La vraie découverte de cette période c’est quand même le pouvoir de l’Assemblée, alors qu’on s’était trop habitué à avoir un président qui a sa majo élue sur son même programme dans la foulée de la présidentielle. Dans un monde idéal, l’élection présidentielle se ferait sur la base d’un programme exécutif pour élire une personne crédible et responsable, quitte à lui dédier explicitement des missions régaliennes convenues dans les cohabitations (international et défense..), et une Assemblée élue sur des programmes politiques. De fait ça rejoint un peu votre question du « chef au dessus de la mélée » vs chef de parti. On en revient aux débats sur la proportionnelle plutôt, ou sur la culture du compris et de la coalition en France… Mais quelle élection en France vote pour un programme réel en lien avec les missions réelles des élus, et pas sur des figures ou des postures !
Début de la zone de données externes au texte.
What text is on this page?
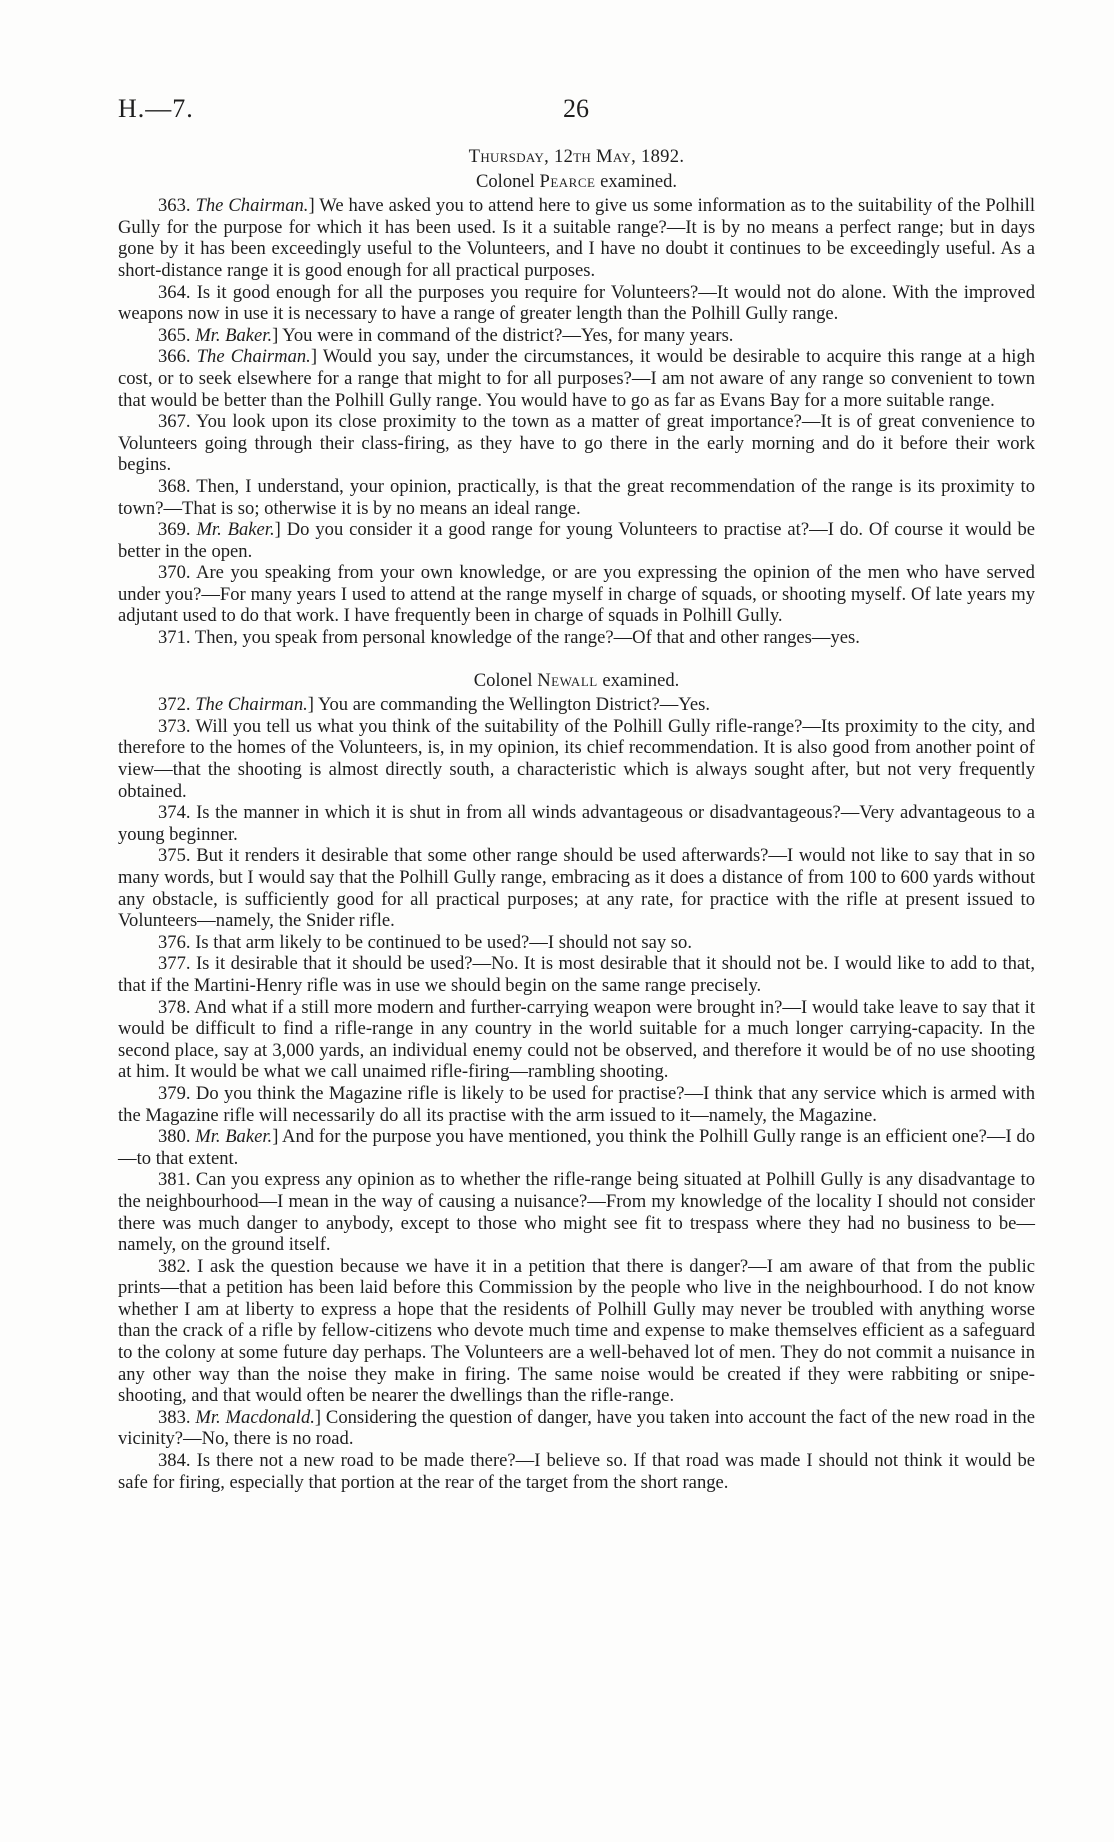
H.—7.	26

Thursday, 12th May, 1892.

Colonel Pearce examined.

363. The Chairman.] We have asked you to attend here to give us some information as to the suitability of the Polhill Gully for the purpose for which it has been used. Is it a suitable range?—It is by no means a perfect range; but in days gone by it has been exceedingly useful to the Volunteers, and I have no doubt it continues to be exceedingly useful. As a short-distance range it is good enough for all practical purposes.

364. Is it good enough for all the purposes you require for Volunteers?—It would not do alone. With the improved weapons now in use it is necessary to have a range of greater length than the Polhill Gully range.

365. Mr. Baker.] You were in command of the district?—Yes, for many years.

366. The Chairman.] Would you say, under the circumstances, it would be desirable to acquire this range at a high cost, or to seek elsewhere for a range that might to for all purposes?—I am not aware of any range so convenient to town that would be better than the Polhill Gully range. You would have to go as far as Evans Bay for a more suitable range.

367. You look upon its close proximity to the town as a matter of great importance?—It is of great convenience to Volunteers going through their class-firing, as they have to go there in the early morning and do it before their work begins.

368. Then, I understand, your opinion, practically, is that the great recommendation of the range is its proximity to town?—That is so; otherwise it is by no means an ideal range.

369. Mr. Baker.] Do you consider it a good range for young Volunteers to practise at?—I do. Of course it would be better in the open.

370. Are you speaking from your own knowledge, or are you expressing the opinion of the men who have served under you?—For many years I used to attend at the range myself in charge of squads, or shooting myself. Of late years my adjutant used to do that work. I have frequently been in charge of squads in Polhill Gully.

371. Then, you speak from personal knowledge of the range?—Of that and other ranges—yes.

Colonel Newall examined.

372. The Chairman.] You are commanding the Wellington District?—Yes.

373. Will you tell us what you think of the suitability of the Polhill Gully rifle-range?—Its proximity to the city, and therefore to the homes of the Volunteers, is, in my opinion, its chief recommendation. It is also good from another point of view—that the shooting is almost directly south, a characteristic which is always sought after, but not very frequently obtained.

374. Is the manner in which it is shut in from all winds advantageous or disadvantageous?—Very advantageous to a young beginner.

375. But it renders it desirable that some other range should be used afterwards?—I would not like to say that in so many words, but I would say that the Polhill Gully range, embracing as it does a distance of from 100 to 600 yards without any obstacle, is sufficiently good for all practical purposes; at any rate, for practice with the rifle at present issued to Volunteers—namely, the Snider rifle.

376. Is that arm likely to be continued to be used?—I should not say so.

377. Is it desirable that it should be used?—No. It is most desirable that it should not be. I would like to add to that, that if the Martini-Henry rifle was in use we should begin on the same range precisely.

378. And what if a still more modern and further-carrying weapon were brought in?—I would take leave to say that it would be difficult to find a rifle-range in any country in the world suitable for a much longer carrying-capacity. In the second place, say at 3,000 yards, an individual enemy could not be observed, and therefore it would be of no use shooting at him. It would be what we call unaimed rifle-firing—rambling shooting.

379. Do you think the Magazine rifle is likely to be used for practise?—I think that any service which is armed with the Magazine rifle will necessarily do all its practise with the arm issued to it—namely, the Magazine.

380. Mr. Baker.] And for the purpose you have mentioned, you think the Polhill Gully range is an efficient one?—I do—to that extent.

381. Can you express any opinion as to whether the rifle-range being situated at Polhill Gully is any disadvantage to the neighbourhood—I mean in the way of causing a nuisance?—From my knowledge of the locality I should not consider there was much danger to anybody, except to those who might see fit to trespass where they had no business to be—namely, on the ground itself.

382. I ask the question because we have it in a petition that there is danger?—I am aware of that from the public prints—that a petition has been laid before this Commission by the people who live in the neighbourhood. I do not know whether I am at liberty to express a hope that the residents of Polhill Gully may never be troubled with anything worse than the crack of a rifle by fellow-citizens who devote much time and expense to make themselves efficient as a safeguard to the colony at some future day perhaps. The Volunteers are a well-behaved lot of men. They do not commit a nuisance in any other way than the noise they make in firing. The same noise would be created if they were rabbiting or snipe-shooting, and that would often be nearer the dwellings than the rifle-range.

383. Mr. Macdonald.] Considering the question of danger, have you taken into account the fact of the new road in the vicinity?—No, there is no road.

384. Is there not a new road to be made there?—I believe so. If that road was made I should not think it would be safe for firing, especially that portion at the rear of the target from the short range.
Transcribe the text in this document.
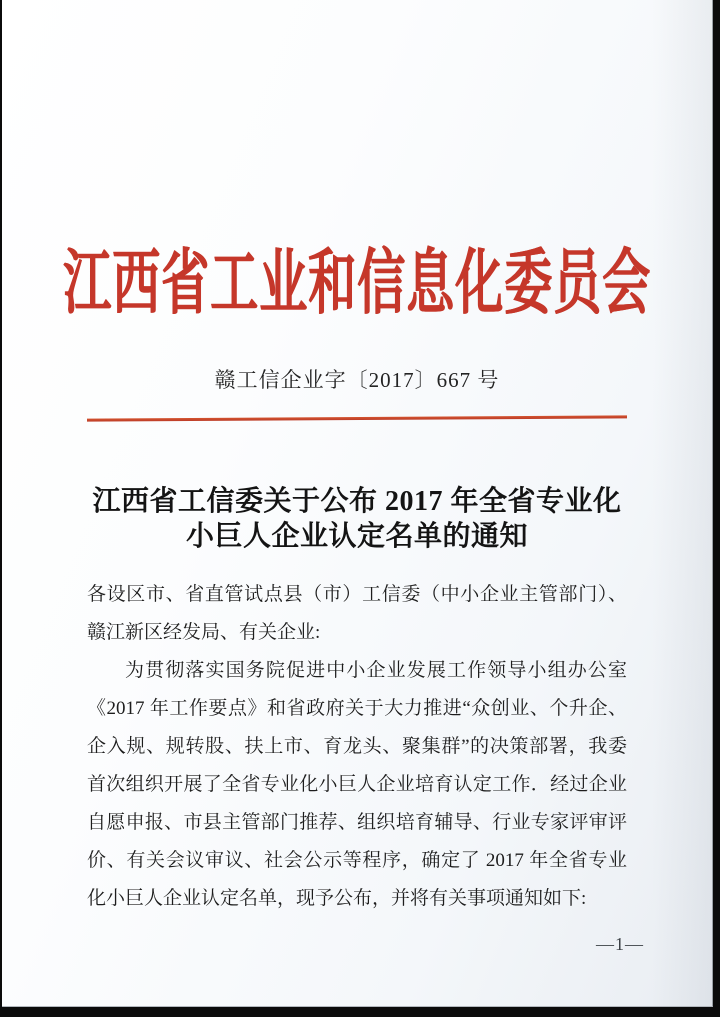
江西省工业和信息化委员会
赣工信企业字〔2017〕667 号
江西省工信委关于公布 2017 年全省专业化
小巨人企业认定名单的通知
各设区市、省直管试点县（市）工信委（中小企业主管部门）、
赣江新区经发局、有关企业:
为贯彻落实国务院促进中小企业发展工作领导小组办公室
《2017 年工作要点》和省政府关于大力推进“众创业、个升企、
企入规、规转股、扶上市、育龙头、聚集群”的决策部署，我委
首次组织开展了全省专业化小巨人企业培育认定工作．经过企业
自愿申报、市县主管部门推荐、组织培育辅导、行业专家评审评
价、有关会议审议、社会公示等程序，确定了 2017 年全省专业
化小巨人企业认定名单，现予公布，并将有关事项通知如下:
—1—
Le problème de la France, c’est que le président de la République est élu au suffrage universel direct. Et de ce fait, il utilise ce poste pour contrôler l’assemblée nationale qui, depuis 2002, avait toujours été de son coté.
Sous la IIIème République, il était élu par l’assemblée nationale, et son rôle était bien plus symbolique et s’apparentait plus à ce vieux sage que vous décrivez. On peut même constater que tous les pays d’Europe occidentale ont des institutions similaires à celles de la IIIème République avec deux chambres parlementaires et un chef d’Etat (roi ou président élu au suffrage universel indirect) qui n’a qu’un rôle très limité. Je ne parle pas des pays d’Europe de l’Est, ayant encore dans leurs institutions des héritages de la période soviétique qui finiront par poser problème un jour. D’ailleurs, ça a déjà été le cas en Pologne et en Hongrie.
Pour moi, la seule issue possible pour la France est de revenir à des institutions similaires à celles de la IIIème afin de remettre le parlement au cœur des décisions politiques et d’avoir une réelle séparation des pouvoirs. Et je pense que la situation d’aujourd’hui partage quelques similitudes avec celle de 1871. A cette époque, Adolphe Thiers voulait clairement contrôler l’assemblée nationale, et celle-ci, malgré ses divisions, a réussi à s’entendre pour voter les lois qui seront les bases de la démocratie française. Chaque parti se regardant en chiens de faïence avait compris l’intérêt de la séparation des pouvoirs et de placer des gardes-fous là où c’était nécessaire. Et ce n’est que récemment que certaines de ces lois ont été remises en cause (quinquennat, possibilité pour le PR de réunir députés et sénateurs en congrès, …) que ça ne va plus.
Si on veut avancer, il faudrait que la gauche et l’extrême-droite acceptent de voter ensemble des lois remettant des garde-fous, mais ça ne se fera jamais chacun refusant d’être associé à l’autre. D’ailleurs, le RN a plutôt l’air de vouloir faire les yeux doux à Macron.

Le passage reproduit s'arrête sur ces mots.